D.C. Council Throws A Change-Up

Council shifts ballpark tax surpluses to unrelated expenses

The D.C. Council is throwing a change-up with the revenues of the ballpark tax. 

The business tax passed by the Council in 2005 was intended to help pay down the bond on the $611 million Nationals Park. The tax has been running a surplus, which could be used to pay off the bond sooner, or to reduce the tax rate.

But with a big budget gap to fill, the Council is instead shifting the revenues to unrelated purposes.

By the close of the current fiscal year, the tax will have raised more than $135 million on top of what is being used to pay down the bond.

Councilmember Jack Evans, a major baseball booster who helped craft the bond plan five years ago, said of his council colleagues, “They took all the money. They’re spending every dime.”

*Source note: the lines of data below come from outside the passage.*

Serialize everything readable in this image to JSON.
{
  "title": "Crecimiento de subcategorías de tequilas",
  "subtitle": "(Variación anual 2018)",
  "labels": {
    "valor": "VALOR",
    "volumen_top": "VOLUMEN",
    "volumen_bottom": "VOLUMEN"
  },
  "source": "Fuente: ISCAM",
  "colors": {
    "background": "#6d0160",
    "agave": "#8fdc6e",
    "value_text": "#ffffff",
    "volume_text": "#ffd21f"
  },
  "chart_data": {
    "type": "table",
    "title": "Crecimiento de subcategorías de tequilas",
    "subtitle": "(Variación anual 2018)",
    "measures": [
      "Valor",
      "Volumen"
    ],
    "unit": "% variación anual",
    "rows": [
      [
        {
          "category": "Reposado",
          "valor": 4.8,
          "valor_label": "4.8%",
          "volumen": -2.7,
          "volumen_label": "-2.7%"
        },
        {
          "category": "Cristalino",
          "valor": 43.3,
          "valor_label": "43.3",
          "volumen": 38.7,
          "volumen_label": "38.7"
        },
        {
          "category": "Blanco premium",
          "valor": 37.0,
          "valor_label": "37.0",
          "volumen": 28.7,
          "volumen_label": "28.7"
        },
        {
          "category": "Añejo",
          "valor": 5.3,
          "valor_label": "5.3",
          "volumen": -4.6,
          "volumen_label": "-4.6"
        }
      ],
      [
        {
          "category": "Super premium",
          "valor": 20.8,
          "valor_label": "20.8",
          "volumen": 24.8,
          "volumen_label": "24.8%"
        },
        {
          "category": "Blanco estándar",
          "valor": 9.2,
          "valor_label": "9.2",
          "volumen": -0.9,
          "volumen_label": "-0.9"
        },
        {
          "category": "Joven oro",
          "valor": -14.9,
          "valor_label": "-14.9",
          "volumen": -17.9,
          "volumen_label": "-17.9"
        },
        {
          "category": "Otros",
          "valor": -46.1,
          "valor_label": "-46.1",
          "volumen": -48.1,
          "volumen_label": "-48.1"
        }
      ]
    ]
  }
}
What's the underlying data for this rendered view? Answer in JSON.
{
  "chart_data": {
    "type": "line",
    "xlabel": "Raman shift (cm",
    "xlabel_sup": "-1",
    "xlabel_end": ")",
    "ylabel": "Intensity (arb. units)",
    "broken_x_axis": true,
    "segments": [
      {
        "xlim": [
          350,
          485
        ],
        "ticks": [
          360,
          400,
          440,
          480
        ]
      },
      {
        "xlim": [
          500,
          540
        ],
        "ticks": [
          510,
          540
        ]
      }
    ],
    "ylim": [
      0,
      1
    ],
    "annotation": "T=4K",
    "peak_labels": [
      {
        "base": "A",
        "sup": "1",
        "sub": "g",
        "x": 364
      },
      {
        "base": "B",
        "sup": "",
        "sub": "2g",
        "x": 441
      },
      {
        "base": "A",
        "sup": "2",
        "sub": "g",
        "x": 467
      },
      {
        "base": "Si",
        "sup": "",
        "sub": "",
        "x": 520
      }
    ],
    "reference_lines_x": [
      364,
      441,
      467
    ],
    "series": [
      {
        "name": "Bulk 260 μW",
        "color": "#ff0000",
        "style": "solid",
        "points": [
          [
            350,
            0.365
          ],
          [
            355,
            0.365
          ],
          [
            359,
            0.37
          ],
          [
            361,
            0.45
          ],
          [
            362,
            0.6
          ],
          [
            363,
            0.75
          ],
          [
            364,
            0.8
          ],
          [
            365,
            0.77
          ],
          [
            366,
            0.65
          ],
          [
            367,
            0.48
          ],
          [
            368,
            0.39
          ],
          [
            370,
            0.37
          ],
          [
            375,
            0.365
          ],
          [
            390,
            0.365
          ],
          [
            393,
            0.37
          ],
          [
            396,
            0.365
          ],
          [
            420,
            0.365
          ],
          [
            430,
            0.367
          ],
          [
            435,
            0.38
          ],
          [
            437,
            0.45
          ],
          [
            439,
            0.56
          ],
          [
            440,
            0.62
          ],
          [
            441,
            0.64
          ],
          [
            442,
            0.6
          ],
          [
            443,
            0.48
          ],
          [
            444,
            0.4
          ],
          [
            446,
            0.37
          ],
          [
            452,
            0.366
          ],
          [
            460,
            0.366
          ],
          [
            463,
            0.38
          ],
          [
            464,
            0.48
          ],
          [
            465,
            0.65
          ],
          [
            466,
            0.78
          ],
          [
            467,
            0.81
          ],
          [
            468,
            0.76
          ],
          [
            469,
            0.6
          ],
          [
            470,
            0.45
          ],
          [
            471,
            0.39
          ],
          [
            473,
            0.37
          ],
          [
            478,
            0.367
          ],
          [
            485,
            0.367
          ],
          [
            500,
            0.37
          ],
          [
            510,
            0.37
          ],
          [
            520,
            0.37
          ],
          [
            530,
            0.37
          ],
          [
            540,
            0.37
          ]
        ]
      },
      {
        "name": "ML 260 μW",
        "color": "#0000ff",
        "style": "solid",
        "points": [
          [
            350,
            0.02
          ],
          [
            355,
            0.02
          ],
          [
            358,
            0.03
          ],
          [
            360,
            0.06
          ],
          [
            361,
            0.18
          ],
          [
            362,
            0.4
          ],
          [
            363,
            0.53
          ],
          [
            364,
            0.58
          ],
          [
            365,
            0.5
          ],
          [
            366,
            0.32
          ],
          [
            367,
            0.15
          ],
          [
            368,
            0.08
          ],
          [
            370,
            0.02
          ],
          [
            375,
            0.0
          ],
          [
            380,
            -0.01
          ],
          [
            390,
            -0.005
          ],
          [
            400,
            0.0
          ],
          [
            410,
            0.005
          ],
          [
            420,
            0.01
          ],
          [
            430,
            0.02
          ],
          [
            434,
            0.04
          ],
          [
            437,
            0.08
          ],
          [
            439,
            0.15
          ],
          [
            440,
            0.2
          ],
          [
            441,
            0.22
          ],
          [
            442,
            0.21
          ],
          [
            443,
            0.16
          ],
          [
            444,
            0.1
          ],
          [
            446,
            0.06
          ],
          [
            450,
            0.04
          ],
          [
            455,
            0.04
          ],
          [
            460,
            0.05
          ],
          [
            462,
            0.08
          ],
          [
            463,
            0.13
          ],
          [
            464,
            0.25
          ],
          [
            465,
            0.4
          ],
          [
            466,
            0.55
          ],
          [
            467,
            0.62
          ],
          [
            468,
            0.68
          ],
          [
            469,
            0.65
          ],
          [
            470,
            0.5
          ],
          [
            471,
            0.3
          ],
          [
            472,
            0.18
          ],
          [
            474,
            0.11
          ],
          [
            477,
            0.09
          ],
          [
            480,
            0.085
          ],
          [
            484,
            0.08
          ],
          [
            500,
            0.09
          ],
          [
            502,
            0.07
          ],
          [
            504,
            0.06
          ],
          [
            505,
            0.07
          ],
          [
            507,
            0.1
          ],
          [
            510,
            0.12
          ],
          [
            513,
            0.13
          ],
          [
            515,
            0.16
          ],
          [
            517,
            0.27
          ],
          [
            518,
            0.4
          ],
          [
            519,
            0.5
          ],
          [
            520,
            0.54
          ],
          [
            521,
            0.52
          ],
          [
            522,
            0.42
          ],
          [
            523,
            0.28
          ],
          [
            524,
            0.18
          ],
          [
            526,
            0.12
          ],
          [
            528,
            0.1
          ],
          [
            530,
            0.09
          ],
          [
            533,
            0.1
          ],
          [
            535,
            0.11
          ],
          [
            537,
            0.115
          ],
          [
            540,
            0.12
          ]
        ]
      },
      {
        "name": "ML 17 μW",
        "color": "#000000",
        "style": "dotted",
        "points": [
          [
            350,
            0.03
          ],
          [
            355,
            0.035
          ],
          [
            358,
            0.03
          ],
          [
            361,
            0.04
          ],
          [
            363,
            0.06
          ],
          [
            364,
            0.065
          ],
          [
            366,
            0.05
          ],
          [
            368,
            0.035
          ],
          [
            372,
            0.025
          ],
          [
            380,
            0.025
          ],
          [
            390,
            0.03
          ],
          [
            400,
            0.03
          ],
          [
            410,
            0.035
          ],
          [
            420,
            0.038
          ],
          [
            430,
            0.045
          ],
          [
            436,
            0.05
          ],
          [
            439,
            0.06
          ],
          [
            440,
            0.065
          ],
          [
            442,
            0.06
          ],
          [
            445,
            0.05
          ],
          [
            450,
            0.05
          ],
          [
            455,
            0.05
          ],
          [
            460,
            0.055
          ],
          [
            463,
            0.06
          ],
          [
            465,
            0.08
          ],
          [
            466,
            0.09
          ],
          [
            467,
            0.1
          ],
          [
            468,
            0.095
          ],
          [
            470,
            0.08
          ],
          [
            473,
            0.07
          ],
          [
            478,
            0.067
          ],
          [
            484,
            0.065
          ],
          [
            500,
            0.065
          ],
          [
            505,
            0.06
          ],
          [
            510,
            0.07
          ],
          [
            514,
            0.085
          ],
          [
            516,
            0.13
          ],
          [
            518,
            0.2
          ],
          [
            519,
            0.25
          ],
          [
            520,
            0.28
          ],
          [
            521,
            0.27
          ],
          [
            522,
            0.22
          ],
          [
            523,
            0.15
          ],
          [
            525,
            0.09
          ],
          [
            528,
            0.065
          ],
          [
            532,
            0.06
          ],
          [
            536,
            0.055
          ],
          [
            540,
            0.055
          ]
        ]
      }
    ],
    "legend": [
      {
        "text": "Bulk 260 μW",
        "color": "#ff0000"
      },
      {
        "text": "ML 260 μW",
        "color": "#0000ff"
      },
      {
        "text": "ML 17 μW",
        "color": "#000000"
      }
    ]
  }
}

Evans told the Washington Examiner that the ballpark tax “was the biggest mistake that this government has made.”

Evans says the surplus could be used to pay off the bonds in nearly half the 30 years originally scheduled. But the local business community is less concerned with the reallocation of the surplus than with fears that the “temporary” tax could become permanent.

“The deal that we had…was that any excess monies would be used to pay down the bond," D.C. Chamber of Commerce President/CEO Barbara Lang told the Examiner. "We would like to see those bonds paid off earlier to relieve us of that tax. I'm very concerned that it will become part of the city's operating budget.”

But there is no such thing as a temporary tax. Once a government finds a source of revenue, especially one that is generating more than originally anticipated, it will find means to keep it flowing.

This time, it’s the recession that’s being cited. Even though D.C. continues to lead the rankings among states in income per capita, and the city’s main industry -- the federal government -- is creating jobs like crazy, D.C. Fiscal Policy Institute analyst Ed Lazere says that the “economic downturn” means the District must “look at every revenue source that we can.”

But putting a perpetual burden on the city’s private sector -- which actually is struggling in the wake of the recession -- is no way to rebuild the economy.

The recession is just an excuse for a revenue grab by the council -- a fast one that would impress even Stephen Strasburg.